Trening Brancha zaczyna się często od wyciskania sztangi na ławce skośnej. „Rozgrzewam się z obciążeniem 60 kg na 10 razy, 100 kg na 10 razy, 140 kg na 8-10 razy, a potem przechodzę do prawdziwych obciążeń”, tłumaczy. „Nie wydaje mi się, żeby było trzeba robić więcej niż 2 serie właściwe, jeśli ciężary są wystarczająco duże i ćwiczy się do załamania. W czasie sezonu robię serię 10 powtórzeń sztangą o wadze 180 kg, po czym powtarzam z tym samym obciążeniem na 8-10 ruchów. Poza sezonem ciężar wzrasta do jakichś 205 kg”. Zauważcie, że Branch stosuje uchwyt na szerokość barków i opuszcza sztangę aż do obojczyka, co zapewnia dobre rozciągnięcie i pełny zakres ruchu górnej części klatki piersiowej. Opuszcza sztangę aż do samej klatki, jednak nigdy nie blokuje łokci. „To dlatego, że kiedyś przy obciążeniu 225 kg zerwałem triceps i nigdy już nie chcę tego powtórzyć. Ponadto uważam, że mięśnie lepiej pracują, jeśli zatrzyma się ruch tuż przed zablokowaniem łokci, to kwestia stałego napięcia. Poza tym po zablokowaniu łokci ciężar przejmują na siebie tricepsy”. Niektórzy ludzie preferują szeroki chwyt, jednak trójbojowe doświadczenie Warrena procentuje. „To sposób na zwiększenie obciążenia. W ten sposób nie ma się pełnego zakresu ruchu”. Branch ma też dla was przestrogę: „Jeśli macie problemy z barkami lub mieliście jakieś ich kontuzje, powinniście raczej zatrzymywać ruch na kilkanaście centymetrów nad klatką i nie rozciągać mięśni całkowicie. Ryzyko jest tu zdecydowanie większe niż ewentualne korzyści”.

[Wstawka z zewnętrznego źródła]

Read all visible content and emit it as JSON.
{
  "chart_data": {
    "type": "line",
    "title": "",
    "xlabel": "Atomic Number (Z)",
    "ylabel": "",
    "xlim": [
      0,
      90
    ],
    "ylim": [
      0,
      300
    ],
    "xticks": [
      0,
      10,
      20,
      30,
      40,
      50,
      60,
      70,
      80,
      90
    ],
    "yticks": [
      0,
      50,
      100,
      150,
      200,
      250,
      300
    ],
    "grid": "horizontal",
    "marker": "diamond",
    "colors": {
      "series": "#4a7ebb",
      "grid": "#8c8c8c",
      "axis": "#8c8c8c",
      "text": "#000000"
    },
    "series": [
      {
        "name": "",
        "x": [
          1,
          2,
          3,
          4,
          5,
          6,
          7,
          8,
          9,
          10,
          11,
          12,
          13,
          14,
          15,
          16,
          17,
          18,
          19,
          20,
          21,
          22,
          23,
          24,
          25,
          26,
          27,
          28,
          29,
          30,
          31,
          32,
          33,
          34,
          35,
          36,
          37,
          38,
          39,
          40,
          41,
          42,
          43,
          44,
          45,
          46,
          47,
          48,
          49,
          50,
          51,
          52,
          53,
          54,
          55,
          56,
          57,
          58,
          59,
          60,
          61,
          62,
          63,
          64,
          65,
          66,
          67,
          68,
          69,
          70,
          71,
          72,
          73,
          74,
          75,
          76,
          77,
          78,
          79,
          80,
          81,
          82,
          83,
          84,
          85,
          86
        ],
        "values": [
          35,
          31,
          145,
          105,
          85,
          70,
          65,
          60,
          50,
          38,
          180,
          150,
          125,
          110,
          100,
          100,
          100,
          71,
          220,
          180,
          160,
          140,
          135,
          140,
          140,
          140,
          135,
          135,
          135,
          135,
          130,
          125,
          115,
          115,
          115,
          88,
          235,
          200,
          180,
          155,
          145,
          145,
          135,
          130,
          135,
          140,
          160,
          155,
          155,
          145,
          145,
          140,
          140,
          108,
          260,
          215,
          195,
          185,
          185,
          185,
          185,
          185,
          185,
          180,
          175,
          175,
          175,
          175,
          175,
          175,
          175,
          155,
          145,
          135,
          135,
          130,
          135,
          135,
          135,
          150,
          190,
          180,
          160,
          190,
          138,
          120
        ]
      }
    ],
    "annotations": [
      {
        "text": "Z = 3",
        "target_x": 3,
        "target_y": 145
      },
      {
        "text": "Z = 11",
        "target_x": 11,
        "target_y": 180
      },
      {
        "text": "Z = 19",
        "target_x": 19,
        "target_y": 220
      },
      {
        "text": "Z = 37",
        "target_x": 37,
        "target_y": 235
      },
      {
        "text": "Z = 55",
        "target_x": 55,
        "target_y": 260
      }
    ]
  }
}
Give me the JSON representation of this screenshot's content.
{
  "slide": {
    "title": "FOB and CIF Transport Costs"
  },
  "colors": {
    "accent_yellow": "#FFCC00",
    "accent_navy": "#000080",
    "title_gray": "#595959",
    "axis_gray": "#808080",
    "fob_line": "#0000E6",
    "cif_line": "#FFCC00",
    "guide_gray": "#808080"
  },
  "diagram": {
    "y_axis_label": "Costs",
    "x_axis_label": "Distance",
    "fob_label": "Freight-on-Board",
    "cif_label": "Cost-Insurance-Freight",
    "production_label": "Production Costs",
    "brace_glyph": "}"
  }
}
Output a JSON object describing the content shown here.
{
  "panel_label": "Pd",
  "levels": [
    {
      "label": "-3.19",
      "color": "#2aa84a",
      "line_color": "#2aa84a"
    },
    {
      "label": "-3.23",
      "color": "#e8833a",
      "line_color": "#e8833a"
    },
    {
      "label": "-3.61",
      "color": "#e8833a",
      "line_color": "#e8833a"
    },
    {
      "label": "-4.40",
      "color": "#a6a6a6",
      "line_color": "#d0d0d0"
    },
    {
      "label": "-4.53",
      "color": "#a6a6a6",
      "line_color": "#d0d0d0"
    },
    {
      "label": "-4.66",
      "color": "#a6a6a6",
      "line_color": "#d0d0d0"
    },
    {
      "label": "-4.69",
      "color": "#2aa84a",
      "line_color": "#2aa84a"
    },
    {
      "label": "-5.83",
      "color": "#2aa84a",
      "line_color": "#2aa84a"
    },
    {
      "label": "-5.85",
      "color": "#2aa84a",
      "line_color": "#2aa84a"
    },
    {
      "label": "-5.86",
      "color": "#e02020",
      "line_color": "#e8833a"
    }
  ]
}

Wyciskanie sztangielek na ławce skośnej w górę

Niektóre treningi Branch zaczyna od powyższego ćwiczenia, ale w wersji ze sztangielkami. Progresja ciężaru jest taka sama: trzy coraz cięższe serie rozgrzewkowe i dwie serie na maksa. Ciężar sztangielek jest zależny od fazy cyklu przygotowawczego. Jednak zawsze są ciężkie: od 65 kg do 90 kg na 8-10 powtórzeń. Branch przechyla sztangielki do środka. To zwyczaj z czasów, gdy korzystał z najcięższych hantli na siłowni. „Jeśli tego nie zrobisz, to hantle zetkną się, zanim je wyciśniesz – ciężkie hantle mają swój rozmiar”. Dla większości z nas nie jest to ważna kwestia, ale warto zapamiętać tę poradę na przyszłość.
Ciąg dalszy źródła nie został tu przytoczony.